Worth noting: gpt-oss:120b is the largest open-weight model tested—the frontier models (GPT-5-mini, Grok, Gemini, Claude) don’t publicly disclose their parameter counts, though estimates range from 600B to 1.8 trillion. Yet a 120B model running on a single GPU matched them on accuracy and beat most of them on speed. For domain-specific classification tasks, you may not need the frontier.

There’s another advantage to open-weight models: you can train them. A few hundred examples of domain-specific classifications, some fine-tuning, and that 78% accuracy could climb significantly higher. The frontier models are black boxes—you get what you get. Open-weight models are starting points you can customize for your domain.

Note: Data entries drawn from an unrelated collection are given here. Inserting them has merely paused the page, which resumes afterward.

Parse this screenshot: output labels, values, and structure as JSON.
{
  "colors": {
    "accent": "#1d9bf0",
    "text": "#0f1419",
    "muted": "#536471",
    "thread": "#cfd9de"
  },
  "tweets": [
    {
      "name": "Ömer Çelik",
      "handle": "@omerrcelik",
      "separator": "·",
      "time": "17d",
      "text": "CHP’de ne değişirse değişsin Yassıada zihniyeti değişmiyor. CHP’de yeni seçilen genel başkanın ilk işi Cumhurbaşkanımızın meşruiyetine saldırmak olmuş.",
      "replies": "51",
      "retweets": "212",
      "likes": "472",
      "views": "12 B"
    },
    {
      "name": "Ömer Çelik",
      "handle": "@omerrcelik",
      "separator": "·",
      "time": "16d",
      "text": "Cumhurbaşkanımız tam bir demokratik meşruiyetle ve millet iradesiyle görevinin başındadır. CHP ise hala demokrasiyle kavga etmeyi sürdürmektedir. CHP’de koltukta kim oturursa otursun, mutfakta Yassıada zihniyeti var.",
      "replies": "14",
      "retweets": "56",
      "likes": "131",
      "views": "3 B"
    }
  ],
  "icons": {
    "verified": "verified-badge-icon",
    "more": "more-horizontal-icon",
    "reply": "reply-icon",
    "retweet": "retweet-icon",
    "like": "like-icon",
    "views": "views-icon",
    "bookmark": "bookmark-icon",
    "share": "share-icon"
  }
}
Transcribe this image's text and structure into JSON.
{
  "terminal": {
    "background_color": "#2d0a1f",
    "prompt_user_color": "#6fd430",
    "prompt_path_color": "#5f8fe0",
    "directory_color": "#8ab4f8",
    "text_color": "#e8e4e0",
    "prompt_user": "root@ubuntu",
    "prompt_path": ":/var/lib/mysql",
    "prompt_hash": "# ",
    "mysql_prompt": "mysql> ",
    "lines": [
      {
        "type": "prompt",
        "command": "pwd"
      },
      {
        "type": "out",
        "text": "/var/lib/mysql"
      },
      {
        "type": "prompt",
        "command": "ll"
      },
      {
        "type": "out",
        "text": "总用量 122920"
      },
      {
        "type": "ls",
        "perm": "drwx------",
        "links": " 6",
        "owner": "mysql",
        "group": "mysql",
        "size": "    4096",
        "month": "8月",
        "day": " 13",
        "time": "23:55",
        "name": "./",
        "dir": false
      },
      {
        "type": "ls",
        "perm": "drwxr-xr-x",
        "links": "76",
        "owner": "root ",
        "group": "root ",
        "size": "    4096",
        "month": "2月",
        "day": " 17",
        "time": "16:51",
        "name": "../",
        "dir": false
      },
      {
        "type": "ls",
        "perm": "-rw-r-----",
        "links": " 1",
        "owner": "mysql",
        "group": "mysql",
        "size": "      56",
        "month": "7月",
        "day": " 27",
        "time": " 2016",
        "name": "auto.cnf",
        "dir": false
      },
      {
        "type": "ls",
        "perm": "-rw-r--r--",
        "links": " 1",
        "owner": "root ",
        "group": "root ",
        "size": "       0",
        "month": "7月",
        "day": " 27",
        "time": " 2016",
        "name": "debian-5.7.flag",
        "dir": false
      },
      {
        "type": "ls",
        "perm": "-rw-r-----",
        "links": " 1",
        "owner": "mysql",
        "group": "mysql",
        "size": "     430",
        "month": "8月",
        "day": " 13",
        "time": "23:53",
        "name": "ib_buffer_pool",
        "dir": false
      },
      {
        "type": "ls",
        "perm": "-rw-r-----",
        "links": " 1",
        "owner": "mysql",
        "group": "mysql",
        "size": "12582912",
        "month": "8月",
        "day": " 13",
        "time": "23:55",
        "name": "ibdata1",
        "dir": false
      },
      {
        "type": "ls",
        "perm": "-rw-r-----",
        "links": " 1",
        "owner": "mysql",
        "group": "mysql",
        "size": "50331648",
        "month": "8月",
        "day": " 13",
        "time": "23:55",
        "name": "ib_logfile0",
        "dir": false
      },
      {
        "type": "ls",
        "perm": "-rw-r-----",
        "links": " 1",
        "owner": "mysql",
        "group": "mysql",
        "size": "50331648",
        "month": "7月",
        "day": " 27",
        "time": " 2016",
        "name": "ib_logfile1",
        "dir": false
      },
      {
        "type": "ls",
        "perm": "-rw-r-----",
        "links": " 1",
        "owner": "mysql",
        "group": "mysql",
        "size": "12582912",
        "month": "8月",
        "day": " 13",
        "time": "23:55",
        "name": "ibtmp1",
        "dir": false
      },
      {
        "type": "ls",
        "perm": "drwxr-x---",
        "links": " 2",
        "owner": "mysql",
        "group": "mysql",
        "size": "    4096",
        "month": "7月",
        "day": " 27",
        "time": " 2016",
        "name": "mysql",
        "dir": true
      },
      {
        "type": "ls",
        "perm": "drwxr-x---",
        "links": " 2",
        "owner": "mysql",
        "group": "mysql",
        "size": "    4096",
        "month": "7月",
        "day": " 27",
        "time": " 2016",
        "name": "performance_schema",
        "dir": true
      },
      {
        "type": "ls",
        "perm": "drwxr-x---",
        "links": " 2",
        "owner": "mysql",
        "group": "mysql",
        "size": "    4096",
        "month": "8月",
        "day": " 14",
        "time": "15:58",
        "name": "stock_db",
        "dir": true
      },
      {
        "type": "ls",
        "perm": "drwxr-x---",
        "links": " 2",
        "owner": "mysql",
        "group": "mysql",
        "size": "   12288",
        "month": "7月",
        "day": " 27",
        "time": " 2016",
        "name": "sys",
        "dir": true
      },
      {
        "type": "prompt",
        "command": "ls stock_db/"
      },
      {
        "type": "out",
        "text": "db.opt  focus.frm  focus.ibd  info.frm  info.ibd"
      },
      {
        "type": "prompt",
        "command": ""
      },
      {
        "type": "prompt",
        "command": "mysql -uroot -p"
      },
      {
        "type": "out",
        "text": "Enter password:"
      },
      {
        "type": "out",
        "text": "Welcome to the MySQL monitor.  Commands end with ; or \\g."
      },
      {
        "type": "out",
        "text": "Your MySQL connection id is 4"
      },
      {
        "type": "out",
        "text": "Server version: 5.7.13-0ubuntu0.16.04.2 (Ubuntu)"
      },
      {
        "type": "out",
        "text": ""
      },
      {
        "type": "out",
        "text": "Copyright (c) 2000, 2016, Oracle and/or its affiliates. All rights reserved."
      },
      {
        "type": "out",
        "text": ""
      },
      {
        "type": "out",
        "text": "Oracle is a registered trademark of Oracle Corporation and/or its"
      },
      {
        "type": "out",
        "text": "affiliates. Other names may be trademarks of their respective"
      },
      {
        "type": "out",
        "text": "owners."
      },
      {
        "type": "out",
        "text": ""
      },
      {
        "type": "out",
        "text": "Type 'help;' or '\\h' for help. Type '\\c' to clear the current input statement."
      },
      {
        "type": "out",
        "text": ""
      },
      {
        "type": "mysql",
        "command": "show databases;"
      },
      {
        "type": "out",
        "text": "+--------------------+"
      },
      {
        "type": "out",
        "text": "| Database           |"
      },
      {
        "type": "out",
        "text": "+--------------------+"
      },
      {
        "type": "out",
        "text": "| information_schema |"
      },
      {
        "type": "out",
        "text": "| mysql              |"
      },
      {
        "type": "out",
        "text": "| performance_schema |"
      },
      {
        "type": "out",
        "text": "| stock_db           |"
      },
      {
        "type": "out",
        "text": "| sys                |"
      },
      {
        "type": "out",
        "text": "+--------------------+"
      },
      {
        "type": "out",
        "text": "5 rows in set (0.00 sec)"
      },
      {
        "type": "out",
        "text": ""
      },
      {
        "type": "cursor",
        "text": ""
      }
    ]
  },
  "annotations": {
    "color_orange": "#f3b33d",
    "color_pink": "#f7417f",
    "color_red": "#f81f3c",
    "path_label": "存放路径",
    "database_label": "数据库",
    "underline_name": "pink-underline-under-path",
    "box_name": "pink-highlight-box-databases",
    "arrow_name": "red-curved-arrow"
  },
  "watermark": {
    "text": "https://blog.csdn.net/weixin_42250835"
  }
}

And the Opus self-agreement test? $0.00. When I first considered running Opus through OpenRouter, the cost would have been significant—Opus 4.5 isn’t cheap. But then it hit me: Claude Code runs on Opus 4.5. Why pay for API calls when I can just ask it directly?

So it did. All 1,400 classifications happened inline during a Claude Code session, covered by the monthly Claude Max subscription. The AI figured out how to avoid paying for itself.


Benchmark: 1,400 construction specifications across 35 industry-standard categories. Models tested via OpenRouter: GPT-5-mini, Grok 4.1, Gemini 3 Flash, Claude Haiku 4.5, Devstral-2512. Local model: gpt-oss:120b via Ollama. Self-agreement test performed by Claude Opus 4.5 via Claude Code. December 2025.

Appendix: About That Self-Test

A note on methodology: the “self-agreement test” was performed by Claude Opus 4.5 classifying all 1,400 specs during a Claude Code session. No API calls, no token costs—just direct classification using the same enhanced prompt given to other models.

This is both the strength and the limitation of the experiment. The agreement was between two different tasks: first, being given a category and asked to generate an example specification; second, being given that specification and asked what category it best matches. The 99.86% agreement suggests Opus has a highly stable internal model of these classification categories—it can round-trip from category to example and back. But it’s still the same underlying model, so some consistency is expected.

The interesting question isn’t whether Opus agrees with itself (it does). It’s whether that agreement is higher than inter-model agreement (it is—dramatically). That’s the signal worth paying attention to.